Дарклинг трётся носом о её щёку. Принять бы за ленность, но в хватке рук ощущается мрачная сила. Алина выдыхает судорожно, всё ещё держа в руке чашу, словно спасительную соломинку. Но даже она не может сдержать порыв вжаться в него спиной и потереться провокационно, чтобы ощутить поясницей, как легко её правитель возбуждается.

– Придётся подождать, – Алина отфыркивается, маскируя этим рваный выдох и волну жара, стёкшую в низ живота.

Она цепляет из чаши ягоду и подносит ко рту, не без наслаждения обхватывая губами, дабы прочувствовать от и до кислинку и следом разливающуюся во рту сладость.

Одновременно с этим руки Дарклинга касаются её груди сквозь рубашку. Алина чудом не стонет и не давится. Лишь прожёвывает медленно.

– Не провоцируй меня, – Дарклинг кончиками пальцев обводит её затвердевшие соски, слишком отчётливо проступающие бусинами через ткань.

Алина со всей невозмутимостью, на которую способна, отправляет в рот ещё одну ягоду, бездумно смотря на стол с мраморной столешницей. Голубые, бирюзовые и бежевые прожилки блестят от солнечных лучей, льющихся золотым водопадом из открытых окон. Дуновения ветра мажут по щекам, но Алина не чувствует и толики прохлады: её всю обжигает раскалённостью чужого тела, прижимающегося сзади.

Каждый раз осознание разливается внутри волной высшего удовольствия.

Он её хочет.

Пускай совсем недавно они не могли оторваться друг от друга в постели, и теперь на всём теле Алины красуются отметины их страсти.
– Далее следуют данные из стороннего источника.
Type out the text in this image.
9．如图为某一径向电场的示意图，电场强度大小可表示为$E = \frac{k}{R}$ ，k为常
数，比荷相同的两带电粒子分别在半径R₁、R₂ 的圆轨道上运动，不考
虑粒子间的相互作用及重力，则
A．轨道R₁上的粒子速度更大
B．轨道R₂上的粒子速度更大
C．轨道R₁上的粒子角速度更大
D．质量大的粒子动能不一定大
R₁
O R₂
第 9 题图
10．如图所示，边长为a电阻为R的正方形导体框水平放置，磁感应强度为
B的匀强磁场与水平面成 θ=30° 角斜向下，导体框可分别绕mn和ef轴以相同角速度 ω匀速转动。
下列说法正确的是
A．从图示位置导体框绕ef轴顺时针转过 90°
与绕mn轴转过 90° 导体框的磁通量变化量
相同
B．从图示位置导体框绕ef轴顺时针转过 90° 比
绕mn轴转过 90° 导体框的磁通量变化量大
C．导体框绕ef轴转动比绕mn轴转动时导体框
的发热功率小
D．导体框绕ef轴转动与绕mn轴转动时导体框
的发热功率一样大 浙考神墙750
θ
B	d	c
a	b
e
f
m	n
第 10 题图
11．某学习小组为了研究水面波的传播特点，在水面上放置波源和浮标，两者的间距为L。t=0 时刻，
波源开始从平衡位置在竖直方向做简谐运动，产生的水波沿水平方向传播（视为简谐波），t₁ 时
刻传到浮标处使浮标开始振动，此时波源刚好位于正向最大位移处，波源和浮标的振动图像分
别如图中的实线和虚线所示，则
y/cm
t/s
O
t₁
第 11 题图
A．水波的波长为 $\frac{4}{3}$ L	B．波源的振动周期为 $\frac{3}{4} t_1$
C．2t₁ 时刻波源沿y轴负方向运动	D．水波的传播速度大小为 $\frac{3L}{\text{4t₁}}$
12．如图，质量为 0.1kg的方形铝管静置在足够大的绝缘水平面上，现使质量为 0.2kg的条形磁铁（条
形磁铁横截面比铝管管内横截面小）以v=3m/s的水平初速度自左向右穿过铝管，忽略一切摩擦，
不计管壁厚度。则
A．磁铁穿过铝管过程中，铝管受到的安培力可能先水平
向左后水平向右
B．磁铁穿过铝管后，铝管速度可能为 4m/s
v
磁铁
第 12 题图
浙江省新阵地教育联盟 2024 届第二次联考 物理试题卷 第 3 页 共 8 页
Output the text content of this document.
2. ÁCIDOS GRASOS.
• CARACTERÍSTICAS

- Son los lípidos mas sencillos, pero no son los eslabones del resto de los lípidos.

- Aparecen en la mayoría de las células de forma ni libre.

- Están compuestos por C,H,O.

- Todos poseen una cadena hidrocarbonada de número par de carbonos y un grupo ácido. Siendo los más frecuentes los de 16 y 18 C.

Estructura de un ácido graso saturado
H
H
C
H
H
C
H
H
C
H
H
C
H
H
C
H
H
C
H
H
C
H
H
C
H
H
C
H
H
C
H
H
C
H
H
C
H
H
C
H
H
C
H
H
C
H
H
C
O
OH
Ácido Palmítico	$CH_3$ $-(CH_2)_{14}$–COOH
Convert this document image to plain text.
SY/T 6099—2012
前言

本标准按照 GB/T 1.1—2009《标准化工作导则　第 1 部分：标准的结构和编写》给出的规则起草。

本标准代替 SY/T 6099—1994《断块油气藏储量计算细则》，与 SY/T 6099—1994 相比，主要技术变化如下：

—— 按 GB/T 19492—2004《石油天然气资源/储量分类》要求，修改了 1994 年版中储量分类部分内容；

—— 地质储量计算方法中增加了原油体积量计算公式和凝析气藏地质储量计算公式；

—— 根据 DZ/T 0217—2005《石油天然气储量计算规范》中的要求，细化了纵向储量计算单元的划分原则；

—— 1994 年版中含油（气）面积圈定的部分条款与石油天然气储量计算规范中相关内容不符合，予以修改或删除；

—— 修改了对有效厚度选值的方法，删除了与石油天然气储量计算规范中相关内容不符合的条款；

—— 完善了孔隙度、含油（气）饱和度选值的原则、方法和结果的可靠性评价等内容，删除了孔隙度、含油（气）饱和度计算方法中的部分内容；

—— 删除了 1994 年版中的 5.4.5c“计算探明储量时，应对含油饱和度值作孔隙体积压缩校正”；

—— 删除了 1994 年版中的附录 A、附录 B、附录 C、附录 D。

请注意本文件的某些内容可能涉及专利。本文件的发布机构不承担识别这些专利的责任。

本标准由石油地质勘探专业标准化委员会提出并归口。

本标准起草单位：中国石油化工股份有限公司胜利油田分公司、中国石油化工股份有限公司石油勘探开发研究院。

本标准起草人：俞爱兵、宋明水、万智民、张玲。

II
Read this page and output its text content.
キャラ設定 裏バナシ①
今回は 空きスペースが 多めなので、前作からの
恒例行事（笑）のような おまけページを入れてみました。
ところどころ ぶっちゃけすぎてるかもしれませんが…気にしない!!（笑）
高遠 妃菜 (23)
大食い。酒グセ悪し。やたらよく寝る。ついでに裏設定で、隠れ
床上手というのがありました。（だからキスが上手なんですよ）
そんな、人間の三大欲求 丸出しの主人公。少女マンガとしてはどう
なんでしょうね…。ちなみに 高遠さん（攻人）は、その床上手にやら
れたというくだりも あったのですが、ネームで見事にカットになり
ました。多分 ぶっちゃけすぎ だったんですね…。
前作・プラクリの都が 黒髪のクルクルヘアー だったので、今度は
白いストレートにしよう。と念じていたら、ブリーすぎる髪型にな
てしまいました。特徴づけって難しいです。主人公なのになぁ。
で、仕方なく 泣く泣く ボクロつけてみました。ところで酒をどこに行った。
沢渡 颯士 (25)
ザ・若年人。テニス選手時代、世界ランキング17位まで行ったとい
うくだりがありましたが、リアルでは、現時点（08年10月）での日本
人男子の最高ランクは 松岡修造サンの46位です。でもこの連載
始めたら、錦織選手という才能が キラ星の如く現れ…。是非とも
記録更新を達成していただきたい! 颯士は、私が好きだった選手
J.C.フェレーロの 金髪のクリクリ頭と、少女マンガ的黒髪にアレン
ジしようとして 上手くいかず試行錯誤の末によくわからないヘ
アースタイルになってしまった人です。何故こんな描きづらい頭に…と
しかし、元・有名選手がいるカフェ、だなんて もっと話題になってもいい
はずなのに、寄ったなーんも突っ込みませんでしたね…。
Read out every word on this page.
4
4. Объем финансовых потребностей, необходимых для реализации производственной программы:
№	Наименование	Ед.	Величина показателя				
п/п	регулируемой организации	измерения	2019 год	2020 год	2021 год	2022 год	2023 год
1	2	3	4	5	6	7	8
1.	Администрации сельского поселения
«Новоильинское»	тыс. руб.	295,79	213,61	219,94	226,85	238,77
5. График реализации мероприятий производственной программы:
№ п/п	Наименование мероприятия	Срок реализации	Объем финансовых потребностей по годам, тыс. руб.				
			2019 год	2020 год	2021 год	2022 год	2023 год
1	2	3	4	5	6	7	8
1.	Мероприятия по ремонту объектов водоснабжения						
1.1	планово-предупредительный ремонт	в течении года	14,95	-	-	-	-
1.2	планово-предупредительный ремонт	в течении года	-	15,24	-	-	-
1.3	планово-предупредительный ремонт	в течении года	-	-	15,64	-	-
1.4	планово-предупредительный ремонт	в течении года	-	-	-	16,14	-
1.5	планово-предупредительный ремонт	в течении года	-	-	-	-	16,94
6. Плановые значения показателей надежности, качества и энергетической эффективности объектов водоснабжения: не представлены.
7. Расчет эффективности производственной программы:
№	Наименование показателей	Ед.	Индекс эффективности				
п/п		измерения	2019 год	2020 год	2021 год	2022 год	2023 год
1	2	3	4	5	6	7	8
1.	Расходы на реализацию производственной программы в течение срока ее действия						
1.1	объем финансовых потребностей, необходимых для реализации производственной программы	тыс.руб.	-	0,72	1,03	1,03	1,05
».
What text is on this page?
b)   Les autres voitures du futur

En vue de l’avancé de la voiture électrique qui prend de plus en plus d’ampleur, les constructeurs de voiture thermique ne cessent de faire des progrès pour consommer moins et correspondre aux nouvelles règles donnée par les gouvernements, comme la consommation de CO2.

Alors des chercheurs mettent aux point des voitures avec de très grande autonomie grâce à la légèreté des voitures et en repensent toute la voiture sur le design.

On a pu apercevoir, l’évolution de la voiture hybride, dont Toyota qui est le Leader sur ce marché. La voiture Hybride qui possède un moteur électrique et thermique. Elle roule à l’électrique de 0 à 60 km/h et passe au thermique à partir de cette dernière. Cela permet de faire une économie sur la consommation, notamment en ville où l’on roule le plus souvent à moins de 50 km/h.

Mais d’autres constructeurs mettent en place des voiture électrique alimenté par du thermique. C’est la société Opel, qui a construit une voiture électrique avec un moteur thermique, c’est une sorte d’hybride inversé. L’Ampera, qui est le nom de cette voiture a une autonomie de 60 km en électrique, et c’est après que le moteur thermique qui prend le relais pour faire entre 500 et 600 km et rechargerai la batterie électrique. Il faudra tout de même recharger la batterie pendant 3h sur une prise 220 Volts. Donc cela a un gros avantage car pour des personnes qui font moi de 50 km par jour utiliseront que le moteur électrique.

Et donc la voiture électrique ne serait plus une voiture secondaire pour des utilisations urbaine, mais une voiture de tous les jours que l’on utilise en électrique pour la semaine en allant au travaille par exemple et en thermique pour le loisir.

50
Как и на теле самого Дарклинга.

Жмурясь, она может воспроизвести каждую, спиной чувствуя напряжение его грудных мышц, тем временем вжимаясь всё больше и нарочито мягко потираясь о его пах. Во рту – кисло и сладко, и восхитительно.

– А то что?

Алина тянется к ещё одной ягоде, стараясь не думать об узорах, что выводят пальцы на её разом потяжелевшей груди.

Рука Дарклинга опережает её, цепляя из чаши ягоду. Блестящую, алую и обещающую наслаждение своим вкусом.

– Вот что, – он выдыхает ей в ухо, прикусывает почти не игриво. Почти больно. Алина вздрагивает и тихонько стонет. Клубника оказывается подле её губ, поданная чужой рукой. Сложно смотреть на ягоду, а не на выделяющиеся на запястье вены и совершенство чужих пальцев. Пальцев, что каждый раз творят с ней вещи, заставляющие скулить и просить большего.

Алина опускает веки, чувствуя взгляд Дарклинга на периферии, и обхватывает клубнику губами. Не откусывает сразу, позволяя ей выскользнуть изо рта, чтобы обхватить снова.

Его дыхание утяжеляется.

Алина повторяет движение несколько раз, прежде чем откусывает. Ещё и ещё, едва не клацнув зубами по костяшкам.

– Кусаешь руку, которая кормит?

Он смеётся ей в шею. Щекотно, горячо. Губы задевают кожу. Дыхание – её сдирает ожогом. Алине бы лучше думать о его руке, всё ещё ласкающей грудь сквозь рубашку, нежели о том, как твердо у него в штанах, натянутых, видимо, наспех, даже с не зашнурованными завязками. И как рот у неё самой наполняется слюной от этого осознания.

Хочется повернуться, но проще было бы расколоть скалу, нежели сделать что-то, чего не хочет сам Дарклинг.

– А если так? – Алина откидывает голову, тяжело дыша. Под рубашкой – ни нитки белья, и она остро ощущает свою уязвимость. Особенно, когда проворные пальцы расстёгивают несколько пуговиц.

– Будь хорошей девочкой, – Дарклинг прикусывает кожу вместе с бьющейся жилкой. Сжимает зубы крепче, заставляя выгнуться.

Алина осознаёт, что с трудом держит чашу.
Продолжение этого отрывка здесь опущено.